Associated with the physical and human capital investment, the refinement of policies related to innovation, for example, intellectual property protection; support and investment into knowledge and technology transfer activities; incentives for small and medium enterprise investment; robust and inclusive innovation policies; and the capacity and skills in government to support and enable the growth of technology based businesses is also critical for innovation ecosystems to thrive.
Support programmes and incentivised programmes to engage local communities to be involved in the creation and adoption of locally produced innovation is also critical, as well as building a robust and effective communications infrastructure to facilitate knowledge sharing and uptake and active programmes.

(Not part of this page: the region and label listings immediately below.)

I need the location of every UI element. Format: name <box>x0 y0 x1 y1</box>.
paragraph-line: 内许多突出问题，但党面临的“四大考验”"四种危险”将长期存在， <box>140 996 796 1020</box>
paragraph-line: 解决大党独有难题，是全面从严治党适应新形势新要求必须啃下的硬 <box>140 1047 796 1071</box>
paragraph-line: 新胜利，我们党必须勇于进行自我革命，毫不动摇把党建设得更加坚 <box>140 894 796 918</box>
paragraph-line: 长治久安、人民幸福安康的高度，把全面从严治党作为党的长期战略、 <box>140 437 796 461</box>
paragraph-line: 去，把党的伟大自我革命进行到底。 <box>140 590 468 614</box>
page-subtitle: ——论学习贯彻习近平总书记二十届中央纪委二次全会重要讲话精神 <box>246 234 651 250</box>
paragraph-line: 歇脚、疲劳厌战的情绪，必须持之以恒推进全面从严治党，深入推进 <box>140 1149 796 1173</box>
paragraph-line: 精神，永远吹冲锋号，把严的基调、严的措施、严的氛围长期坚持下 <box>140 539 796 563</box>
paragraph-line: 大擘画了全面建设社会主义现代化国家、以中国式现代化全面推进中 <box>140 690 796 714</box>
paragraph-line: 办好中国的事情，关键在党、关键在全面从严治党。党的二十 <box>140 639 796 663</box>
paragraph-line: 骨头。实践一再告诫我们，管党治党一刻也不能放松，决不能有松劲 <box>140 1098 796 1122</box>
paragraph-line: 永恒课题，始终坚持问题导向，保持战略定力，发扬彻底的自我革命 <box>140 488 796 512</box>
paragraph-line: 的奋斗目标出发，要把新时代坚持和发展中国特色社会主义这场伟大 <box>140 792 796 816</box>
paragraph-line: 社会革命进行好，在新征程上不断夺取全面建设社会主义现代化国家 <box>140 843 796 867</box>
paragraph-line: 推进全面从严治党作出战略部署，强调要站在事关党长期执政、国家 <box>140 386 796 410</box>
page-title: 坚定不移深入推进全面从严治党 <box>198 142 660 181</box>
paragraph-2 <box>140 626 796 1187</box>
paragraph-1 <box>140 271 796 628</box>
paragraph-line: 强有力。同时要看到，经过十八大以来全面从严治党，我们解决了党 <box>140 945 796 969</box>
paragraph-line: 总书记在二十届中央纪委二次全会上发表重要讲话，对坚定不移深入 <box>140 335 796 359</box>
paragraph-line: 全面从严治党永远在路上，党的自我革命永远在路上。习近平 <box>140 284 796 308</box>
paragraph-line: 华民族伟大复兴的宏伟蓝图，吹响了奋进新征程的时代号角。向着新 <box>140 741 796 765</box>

The Southern Africa Innovation Support (Sais) Programme is a pilot programme that supports knowledge sharing, capacity building and regional practical innovation projects with the aim of enhancing national systems of innovation and building a model for regional innovation support.
Currently piloted in Botswana, Mozambique, Namibia and Zambia, with South Africa as a knowledge sharing partner, the Sais programme funded by a multilateral funding agreement with the government of Finland, aims to make innovation practical and relevant and supports the creation of tangible offerings by a broader community of multi-helix players.
Even more challenging and of relevance today is the move towards inclusive innovation, innovation focused on enhancing and improvement of socioeconomic wellbeing, and generally referred to as the democratisation of innovation.
Thus innovation is transitioning to become the right and provision of innovative solutions of the larger population rather than the exclusive use and privilege of the few.
Thiru Swettenham is the programme co-ordinator for the Southern Africa Innovation Support (SAIS) Programme.